ATI RN
ATI Comprehensive Exit Exam
1. A client receiving morphine via patient-controlled analgesia (PCA) should have naloxone administered if their respiratory rate is below 10/min. What action should the nurse take?
- A. Monitor the client's blood pressure every 4 hours.
- B. Ask the client to rate their pain every 2 hours.
- C. Administer naloxone if the client's respiratory rate is below 10/min.
- D. Evaluate the client's use of the PCA every 4 hours.
Correct answer: C
Rationale: The correct action for the nurse to take is to administer naloxone if the client's respiratory rate falls below 10/min. Naloxone is used to reverse opioid-induced respiratory depression, which is a life-threatening situation. Monitoring the client's blood pressure every 4 hours (Choice A) is not the priority in this scenario as respiratory depression requires immediate attention. Asking the client to rate their pain every 2 hours (Choice B) is important for pain management but addressing respiratory depression takes precedence. Evaluating the client's use of the PCA every 4 hours (Choice D) is a routine nursing intervention but does not directly address the urgent need to reverse respiratory depression in this case.
2. A client has a nasogastric tube for gastric decompression. Which of the following actions should the nurse take?
- A. Check for the presence of bowel sounds every 8 hours.
- B. Flush the NG tube every 24 hours.
- C. Provide the client with sips of water every 2 hours.
- D. Keep the client's head of the bed elevated to 45 degrees.
Correct answer: D
Rationale: The correct answer is to keep the client's head of the bed elevated to 45 degrees. This position helps prevent aspiration in clients with a nasogastric tube for gastric decompression by reducing the risk of reflux and promoting proper drainage. Choice A is incorrect because checking for bowel sounds is not directly related to the care of a nasogastric tube. Choice B is incorrect as flushing the NG tube every 24 hours is not a standard nursing practice and may lead to complications. Choice C is incorrect because providing sips of water may interfere with the purpose of gastric decompression, which is to keep the stomach empty.

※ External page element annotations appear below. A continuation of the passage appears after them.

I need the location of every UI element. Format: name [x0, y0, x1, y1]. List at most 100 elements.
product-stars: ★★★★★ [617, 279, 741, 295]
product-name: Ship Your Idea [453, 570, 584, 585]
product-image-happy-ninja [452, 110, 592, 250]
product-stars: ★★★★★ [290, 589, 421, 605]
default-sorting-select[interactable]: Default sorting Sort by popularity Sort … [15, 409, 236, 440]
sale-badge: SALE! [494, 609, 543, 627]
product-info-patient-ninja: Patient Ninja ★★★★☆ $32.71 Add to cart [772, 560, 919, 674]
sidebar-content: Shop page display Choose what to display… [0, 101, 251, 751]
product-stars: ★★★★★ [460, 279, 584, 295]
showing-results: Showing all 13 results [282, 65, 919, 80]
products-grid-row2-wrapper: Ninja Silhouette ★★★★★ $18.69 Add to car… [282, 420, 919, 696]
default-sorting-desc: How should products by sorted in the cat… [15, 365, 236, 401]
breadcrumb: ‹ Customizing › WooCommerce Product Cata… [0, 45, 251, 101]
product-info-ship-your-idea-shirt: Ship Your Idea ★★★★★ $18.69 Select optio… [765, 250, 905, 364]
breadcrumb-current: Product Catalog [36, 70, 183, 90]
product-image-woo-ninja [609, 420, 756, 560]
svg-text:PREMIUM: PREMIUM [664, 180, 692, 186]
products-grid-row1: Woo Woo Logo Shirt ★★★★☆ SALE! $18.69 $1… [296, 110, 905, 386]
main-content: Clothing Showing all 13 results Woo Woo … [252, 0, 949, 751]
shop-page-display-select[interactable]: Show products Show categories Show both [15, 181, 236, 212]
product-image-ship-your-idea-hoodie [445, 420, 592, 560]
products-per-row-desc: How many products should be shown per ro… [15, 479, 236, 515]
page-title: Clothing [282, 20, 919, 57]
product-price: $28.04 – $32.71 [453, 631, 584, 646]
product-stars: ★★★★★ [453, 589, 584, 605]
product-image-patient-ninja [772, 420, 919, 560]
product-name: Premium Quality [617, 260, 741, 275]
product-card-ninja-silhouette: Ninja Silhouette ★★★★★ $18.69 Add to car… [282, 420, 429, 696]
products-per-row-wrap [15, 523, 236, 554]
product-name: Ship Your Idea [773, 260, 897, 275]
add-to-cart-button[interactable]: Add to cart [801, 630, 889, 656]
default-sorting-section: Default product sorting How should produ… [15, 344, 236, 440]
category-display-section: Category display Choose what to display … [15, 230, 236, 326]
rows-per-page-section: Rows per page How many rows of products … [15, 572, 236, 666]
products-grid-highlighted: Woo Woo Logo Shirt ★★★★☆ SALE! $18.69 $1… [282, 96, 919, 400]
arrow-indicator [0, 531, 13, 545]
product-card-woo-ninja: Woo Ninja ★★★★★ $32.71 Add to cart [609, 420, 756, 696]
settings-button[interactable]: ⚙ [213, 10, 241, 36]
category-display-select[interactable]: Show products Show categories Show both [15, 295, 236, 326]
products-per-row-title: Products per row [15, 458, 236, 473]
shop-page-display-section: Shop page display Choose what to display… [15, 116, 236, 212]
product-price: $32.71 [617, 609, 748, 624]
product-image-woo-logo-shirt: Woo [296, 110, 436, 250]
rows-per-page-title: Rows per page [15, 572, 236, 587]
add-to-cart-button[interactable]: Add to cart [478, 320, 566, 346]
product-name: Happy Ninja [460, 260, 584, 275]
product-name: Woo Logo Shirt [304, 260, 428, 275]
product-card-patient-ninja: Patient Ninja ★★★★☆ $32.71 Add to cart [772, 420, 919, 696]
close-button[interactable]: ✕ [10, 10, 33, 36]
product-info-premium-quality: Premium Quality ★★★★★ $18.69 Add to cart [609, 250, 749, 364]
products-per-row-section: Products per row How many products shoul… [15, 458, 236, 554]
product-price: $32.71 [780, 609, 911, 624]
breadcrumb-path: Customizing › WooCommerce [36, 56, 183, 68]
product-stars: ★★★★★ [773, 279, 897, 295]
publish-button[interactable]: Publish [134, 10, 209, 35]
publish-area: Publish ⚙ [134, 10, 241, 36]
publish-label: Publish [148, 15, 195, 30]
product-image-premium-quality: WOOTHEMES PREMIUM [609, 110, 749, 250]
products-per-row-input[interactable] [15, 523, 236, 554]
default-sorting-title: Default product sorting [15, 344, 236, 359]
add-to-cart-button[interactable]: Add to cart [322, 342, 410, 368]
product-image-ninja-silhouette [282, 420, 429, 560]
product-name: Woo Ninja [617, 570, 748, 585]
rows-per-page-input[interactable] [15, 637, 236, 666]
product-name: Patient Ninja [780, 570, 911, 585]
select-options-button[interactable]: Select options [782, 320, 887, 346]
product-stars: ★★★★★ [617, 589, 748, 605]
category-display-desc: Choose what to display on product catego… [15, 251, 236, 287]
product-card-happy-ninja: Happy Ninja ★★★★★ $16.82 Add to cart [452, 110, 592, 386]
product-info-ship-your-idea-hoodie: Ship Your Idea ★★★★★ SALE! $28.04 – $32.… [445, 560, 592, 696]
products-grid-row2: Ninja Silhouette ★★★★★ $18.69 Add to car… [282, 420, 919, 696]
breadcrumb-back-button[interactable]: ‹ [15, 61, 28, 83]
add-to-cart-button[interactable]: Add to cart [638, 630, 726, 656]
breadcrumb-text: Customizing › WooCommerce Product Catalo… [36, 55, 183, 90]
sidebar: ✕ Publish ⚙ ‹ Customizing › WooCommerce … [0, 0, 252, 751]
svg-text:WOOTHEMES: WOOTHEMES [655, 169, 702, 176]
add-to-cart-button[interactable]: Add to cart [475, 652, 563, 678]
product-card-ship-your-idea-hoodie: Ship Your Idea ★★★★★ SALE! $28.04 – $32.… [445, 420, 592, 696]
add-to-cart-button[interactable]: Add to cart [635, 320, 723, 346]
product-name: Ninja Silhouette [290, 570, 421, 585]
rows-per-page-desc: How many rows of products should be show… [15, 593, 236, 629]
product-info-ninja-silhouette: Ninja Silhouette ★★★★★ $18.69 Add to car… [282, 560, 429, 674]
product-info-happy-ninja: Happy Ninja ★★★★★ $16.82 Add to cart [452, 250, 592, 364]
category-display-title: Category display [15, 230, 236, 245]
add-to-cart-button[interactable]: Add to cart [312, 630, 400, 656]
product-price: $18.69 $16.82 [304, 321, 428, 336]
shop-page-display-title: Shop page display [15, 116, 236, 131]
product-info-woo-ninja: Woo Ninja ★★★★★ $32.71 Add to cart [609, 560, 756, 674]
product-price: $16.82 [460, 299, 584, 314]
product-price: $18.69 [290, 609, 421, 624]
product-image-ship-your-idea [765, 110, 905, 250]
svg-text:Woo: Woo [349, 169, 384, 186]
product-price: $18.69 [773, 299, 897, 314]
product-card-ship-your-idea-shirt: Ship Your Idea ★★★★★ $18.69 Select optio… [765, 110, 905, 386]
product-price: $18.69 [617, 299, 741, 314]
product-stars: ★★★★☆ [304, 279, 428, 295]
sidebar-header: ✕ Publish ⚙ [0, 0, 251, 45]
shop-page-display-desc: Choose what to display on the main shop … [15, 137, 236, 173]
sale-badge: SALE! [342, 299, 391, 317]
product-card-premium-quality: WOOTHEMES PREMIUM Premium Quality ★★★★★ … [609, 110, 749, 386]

3. A client who has a new prescription for levothyroxine is receiving teaching from a nurse. Which statement by the client indicates an understanding of the teaching?
- A. I will need to take this medication for 3 months.
- B. I will take this medication with an antacid.
- C. I will avoid foods that contain iodine.
- D. I will take this medication in the morning before breakfast.
Correct answer: D
Rationale: The correct answer is D: "I will take this medication in the morning before breakfast." Levothyroxine should be taken in the morning before breakfast to improve absorption and effectiveness. Choice A is incorrect because the duration of levothyroxine therapy is usually long-term and not limited to 3 months. Choice B is incorrect because levothyroxine should not be taken with antacids as they may decrease its absorption. Choice C is incorrect because there is no need to avoid foods that contain iodine while taking levothyroxine.
4. A nurse is preparing to insert an indwelling urinary catheter for a client. Which of the following actions should the nurse take?
- A. Insert the catheter 7.5 cm (3 in) into the urethra.
- B. Insert the catheter until urine flow is established.
- C. Cleanse the catheter with sterile water before insertion.
- D. Insert the catheter 5 cm (2 in) into the urethra.
Correct answer: B
Rationale: The correct action for the nurse is to insert the catheter until urine flow is established. This helps ensure proper placement and reduces the risk of trauma. Choice A (7.5 cm) and Choice D (5 cm) provide specific measurements that may not be appropriate for all individuals as catheter insertion depth can vary. Choice C is incorrect as catheters should be cleansed with an appropriate solution such as sterile saline, not sterile water.
5. A nurse is assessing a client with a history of post-traumatic stress disorder (PTSD). Which of the following findings should the nurse expect?
- A. Dependence on family and friends
- B. Loss of interest in usual activities
- C. Ritualistic behavior
- D. Passive-aggressive behavior
Correct answer: B
Rationale: The correct answer is B: Loss of interest in usual activities. Clients with PTSD often exhibit symptoms such as numbing, which can manifest as a loss of interest in activities they once enjoyed. Choice A, dependence on family and friends, is more indicative of seeking support rather than a direct symptom of PTSD. Choice C, ritualistic behavior, is more commonly associated with conditions like obsessive-compulsive disorder. Choice D, passive-aggressive behavior, is not a typical finding in clients with PTSD.